Woodfin’s speech mostly summarized his administration’s recent achievements, often describing them in terms of how they might help a single mother or grandmother living in one of the city’s neighborhoods. He pointed to the city’s neighborhood revitalization fund, which is intended to address “quality-of-life issues” for Birmingham residents. “What initially started out as a $1.6 million investment has now gone to $7.2 million in the neighborhood fund,” he said.
That money, he added, had gone toward paving 16 miles of roads, tearing down over 700 dilapidated structures and repairing over 27,000 potholes. “If I can nerd out about it, that’s really 27,516 potholes,” he said. “Don’t ask me why I know that number.”
Woodfin also addressed public safety in the city, insisting that despite high-profile crimes such as the murders of Birmingham Police Sgt. Wytasha Carter in January and 3-year-old Kamille “Cupcake” McKinney in October, “We have seen a double-digit decrease in all crime categories — crimes against persons and crimes against property.” Those decreases, he said, were the results not only of the Birmingham Police Department, but of the public health-centered approach to violent crime embodied by his administration’s “Peace” strategy.
Other recent highlights of his administration, Woodfin said, included an overhaul of the city’s 3-1-1 center, a new program issuing pardons for low-level marijuana convictions and the Birmingham Promise program, which will fund apprenticeships and scholarships for students of Birmingham City Schools. He also pointed toward efforts to revitalize business in the downtown Ensley area.
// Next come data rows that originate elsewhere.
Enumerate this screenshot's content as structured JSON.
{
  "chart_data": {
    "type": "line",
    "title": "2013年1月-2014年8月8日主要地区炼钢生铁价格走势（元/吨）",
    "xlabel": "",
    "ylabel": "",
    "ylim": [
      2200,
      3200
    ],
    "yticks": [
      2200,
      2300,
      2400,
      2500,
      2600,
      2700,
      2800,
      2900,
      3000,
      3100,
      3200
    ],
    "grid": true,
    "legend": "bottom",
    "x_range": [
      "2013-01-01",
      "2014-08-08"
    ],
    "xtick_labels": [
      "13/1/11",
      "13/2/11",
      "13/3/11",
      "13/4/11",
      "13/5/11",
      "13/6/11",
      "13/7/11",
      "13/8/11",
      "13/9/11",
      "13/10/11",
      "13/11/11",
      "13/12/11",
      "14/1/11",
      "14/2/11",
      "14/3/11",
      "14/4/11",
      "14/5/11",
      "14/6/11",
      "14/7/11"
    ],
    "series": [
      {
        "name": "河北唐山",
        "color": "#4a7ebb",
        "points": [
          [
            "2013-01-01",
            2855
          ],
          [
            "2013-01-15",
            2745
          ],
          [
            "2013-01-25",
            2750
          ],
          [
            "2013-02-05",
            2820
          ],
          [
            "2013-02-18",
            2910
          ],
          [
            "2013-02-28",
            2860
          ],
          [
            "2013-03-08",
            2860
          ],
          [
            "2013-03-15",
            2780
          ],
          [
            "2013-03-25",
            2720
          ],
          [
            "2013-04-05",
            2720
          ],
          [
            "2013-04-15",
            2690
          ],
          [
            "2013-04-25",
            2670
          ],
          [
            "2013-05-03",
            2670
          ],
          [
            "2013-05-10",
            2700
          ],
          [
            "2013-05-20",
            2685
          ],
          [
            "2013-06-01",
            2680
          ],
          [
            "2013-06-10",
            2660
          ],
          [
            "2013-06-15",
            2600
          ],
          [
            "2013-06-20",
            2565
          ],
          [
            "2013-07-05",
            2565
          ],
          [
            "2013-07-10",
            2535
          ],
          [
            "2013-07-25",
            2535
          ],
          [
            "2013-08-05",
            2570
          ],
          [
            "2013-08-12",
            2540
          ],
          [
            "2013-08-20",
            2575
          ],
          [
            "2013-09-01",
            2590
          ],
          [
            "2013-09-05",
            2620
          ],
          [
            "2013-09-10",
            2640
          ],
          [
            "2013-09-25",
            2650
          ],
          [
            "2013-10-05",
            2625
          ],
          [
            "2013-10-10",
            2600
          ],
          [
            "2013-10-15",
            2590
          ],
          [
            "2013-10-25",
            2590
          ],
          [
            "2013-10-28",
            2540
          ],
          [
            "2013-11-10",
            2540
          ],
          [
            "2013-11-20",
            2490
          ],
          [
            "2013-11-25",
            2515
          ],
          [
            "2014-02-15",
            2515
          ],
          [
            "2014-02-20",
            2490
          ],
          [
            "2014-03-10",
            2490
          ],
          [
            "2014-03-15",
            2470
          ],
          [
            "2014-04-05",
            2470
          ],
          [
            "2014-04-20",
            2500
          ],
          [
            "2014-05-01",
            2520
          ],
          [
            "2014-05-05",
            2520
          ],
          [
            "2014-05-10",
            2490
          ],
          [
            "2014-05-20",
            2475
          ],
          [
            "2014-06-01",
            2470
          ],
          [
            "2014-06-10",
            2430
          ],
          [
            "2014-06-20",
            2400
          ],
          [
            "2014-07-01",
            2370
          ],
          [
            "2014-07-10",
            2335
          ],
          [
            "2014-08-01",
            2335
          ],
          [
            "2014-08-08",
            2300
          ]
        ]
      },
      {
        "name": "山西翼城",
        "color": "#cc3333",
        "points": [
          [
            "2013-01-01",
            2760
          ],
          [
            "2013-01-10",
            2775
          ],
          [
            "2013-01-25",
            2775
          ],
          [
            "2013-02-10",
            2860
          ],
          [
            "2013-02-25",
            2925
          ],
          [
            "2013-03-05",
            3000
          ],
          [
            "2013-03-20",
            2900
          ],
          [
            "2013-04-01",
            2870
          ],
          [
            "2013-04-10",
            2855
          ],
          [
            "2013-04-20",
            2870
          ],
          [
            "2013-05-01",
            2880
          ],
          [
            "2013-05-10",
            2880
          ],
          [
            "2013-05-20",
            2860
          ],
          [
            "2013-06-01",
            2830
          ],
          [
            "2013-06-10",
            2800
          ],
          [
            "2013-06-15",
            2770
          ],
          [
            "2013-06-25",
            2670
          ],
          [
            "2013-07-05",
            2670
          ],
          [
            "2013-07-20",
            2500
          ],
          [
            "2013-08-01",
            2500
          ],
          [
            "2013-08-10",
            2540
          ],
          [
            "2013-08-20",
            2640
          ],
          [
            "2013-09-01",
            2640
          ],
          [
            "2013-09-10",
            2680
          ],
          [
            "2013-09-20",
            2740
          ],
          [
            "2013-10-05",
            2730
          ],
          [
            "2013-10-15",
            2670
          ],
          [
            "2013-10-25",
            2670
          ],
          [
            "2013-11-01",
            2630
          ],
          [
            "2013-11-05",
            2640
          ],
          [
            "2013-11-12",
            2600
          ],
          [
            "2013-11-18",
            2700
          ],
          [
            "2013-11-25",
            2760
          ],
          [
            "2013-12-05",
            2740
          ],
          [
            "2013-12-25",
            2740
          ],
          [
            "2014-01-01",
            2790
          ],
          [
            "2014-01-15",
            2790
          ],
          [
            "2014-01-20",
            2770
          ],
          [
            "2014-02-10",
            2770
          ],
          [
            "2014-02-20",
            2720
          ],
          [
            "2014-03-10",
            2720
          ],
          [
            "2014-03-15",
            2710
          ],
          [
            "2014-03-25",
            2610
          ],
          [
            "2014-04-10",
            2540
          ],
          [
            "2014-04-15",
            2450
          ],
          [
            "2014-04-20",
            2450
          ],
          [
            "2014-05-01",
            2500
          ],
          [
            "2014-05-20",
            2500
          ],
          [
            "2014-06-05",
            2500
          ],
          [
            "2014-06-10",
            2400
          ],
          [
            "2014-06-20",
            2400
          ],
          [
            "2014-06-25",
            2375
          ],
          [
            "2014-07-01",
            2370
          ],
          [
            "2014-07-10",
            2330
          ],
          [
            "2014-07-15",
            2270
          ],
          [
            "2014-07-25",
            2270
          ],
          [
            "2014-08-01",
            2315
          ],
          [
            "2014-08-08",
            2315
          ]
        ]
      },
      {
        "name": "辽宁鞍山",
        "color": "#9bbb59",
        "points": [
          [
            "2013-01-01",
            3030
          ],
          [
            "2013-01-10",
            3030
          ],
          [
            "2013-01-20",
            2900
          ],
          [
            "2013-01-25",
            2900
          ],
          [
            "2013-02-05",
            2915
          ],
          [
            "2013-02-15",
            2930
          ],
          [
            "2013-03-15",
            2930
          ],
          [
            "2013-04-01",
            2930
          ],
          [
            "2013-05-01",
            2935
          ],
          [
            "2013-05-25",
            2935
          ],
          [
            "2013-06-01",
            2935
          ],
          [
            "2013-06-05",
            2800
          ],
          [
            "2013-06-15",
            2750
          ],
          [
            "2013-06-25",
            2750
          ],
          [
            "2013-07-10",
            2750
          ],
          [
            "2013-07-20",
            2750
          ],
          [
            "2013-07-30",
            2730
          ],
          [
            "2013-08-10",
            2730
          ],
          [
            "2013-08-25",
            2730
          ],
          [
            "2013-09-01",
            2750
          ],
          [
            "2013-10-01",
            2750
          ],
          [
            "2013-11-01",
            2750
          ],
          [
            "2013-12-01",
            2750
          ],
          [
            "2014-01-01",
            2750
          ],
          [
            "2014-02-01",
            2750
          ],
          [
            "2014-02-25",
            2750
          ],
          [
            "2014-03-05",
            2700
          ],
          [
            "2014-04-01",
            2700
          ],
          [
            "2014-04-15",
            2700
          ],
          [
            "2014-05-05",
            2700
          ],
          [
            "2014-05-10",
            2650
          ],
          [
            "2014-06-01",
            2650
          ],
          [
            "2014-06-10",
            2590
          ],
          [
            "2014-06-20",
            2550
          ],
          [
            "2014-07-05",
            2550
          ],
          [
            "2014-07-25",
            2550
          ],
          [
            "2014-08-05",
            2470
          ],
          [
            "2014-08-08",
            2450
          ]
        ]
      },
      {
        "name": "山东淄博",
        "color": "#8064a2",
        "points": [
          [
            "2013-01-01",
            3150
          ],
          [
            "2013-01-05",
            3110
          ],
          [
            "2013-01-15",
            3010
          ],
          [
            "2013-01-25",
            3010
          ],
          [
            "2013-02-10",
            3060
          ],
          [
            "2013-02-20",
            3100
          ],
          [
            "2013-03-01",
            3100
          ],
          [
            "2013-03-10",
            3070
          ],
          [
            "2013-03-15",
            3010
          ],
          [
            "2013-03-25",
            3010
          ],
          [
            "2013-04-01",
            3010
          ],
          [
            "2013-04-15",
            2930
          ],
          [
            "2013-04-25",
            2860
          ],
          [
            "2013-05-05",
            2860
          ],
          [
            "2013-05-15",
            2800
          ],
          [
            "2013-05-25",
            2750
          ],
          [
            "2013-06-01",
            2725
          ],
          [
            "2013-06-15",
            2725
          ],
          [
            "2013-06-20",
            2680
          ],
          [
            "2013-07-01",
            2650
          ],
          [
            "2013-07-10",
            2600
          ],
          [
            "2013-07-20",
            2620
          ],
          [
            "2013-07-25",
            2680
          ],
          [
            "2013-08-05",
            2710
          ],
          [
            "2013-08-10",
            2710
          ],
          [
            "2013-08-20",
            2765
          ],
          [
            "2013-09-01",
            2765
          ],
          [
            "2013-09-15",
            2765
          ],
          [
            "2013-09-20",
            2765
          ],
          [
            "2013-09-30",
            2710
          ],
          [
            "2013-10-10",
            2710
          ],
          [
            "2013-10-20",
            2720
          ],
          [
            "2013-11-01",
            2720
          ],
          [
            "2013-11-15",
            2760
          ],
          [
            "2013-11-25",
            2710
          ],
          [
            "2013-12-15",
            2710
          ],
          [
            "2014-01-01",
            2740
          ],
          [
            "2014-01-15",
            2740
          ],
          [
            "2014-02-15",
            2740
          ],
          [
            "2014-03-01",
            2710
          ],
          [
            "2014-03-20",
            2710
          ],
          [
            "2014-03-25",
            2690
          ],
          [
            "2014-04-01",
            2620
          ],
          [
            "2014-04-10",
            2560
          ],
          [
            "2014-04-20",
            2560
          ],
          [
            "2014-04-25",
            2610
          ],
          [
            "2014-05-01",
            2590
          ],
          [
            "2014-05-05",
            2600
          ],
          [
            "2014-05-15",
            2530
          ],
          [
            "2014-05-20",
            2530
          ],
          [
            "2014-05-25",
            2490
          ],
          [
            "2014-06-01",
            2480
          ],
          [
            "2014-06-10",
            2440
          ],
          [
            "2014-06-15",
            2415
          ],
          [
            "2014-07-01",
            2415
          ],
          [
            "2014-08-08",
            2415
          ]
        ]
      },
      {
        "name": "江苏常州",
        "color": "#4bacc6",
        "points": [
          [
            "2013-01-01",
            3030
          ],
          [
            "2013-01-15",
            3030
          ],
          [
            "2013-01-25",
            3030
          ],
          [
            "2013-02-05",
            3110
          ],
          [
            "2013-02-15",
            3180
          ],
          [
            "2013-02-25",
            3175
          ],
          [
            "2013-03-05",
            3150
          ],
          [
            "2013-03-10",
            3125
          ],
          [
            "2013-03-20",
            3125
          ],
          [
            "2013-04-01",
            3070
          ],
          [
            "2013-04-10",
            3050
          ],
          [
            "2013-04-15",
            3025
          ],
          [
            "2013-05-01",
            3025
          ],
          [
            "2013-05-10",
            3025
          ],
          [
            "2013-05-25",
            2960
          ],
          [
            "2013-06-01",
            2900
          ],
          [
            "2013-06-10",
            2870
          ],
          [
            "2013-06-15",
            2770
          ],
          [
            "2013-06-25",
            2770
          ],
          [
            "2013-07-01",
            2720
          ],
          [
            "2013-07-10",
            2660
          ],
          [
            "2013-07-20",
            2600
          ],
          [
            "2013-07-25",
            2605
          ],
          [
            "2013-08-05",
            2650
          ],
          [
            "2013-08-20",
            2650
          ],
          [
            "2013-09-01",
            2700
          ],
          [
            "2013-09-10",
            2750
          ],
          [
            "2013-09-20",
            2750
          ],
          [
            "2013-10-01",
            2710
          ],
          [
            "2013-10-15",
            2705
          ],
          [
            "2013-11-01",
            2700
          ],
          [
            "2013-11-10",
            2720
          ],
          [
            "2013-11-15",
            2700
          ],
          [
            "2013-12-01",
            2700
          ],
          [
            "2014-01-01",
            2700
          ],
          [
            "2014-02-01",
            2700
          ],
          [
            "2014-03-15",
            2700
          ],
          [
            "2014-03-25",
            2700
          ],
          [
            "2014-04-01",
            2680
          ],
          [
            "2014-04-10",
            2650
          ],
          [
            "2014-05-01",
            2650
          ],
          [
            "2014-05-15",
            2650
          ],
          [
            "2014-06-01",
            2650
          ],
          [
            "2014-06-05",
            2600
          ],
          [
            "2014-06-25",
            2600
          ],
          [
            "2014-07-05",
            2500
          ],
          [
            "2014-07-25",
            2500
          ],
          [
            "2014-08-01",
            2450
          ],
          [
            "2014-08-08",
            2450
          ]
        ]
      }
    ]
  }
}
Going forward, Woodfin said, his administration would focus on efforts to turn the city into a “hub for women- and minority-owned businesses, and to do what is necessary for them to be successful,” a goal that a series of grants approved by the City Council Tuesday morning are designed to address.
The environment, he added, would be a major concern for the back half of his first term.
“We’ve got a whole lot more environmental justice and sustainability issues to address within the next two years,” he said, “but we’ve laid the groundwork and foundation to address these environmental issues in our city.”
“In the coming two years, there are many more issues to address,” he added. “Homelessness. Recycling. Many other ways that this government can be more efficient, and many other things individually and collectively as a city … I ask that you all stick with us as an administration, that you get involved and participate … All of us call this city our home, and that’s the big picture.”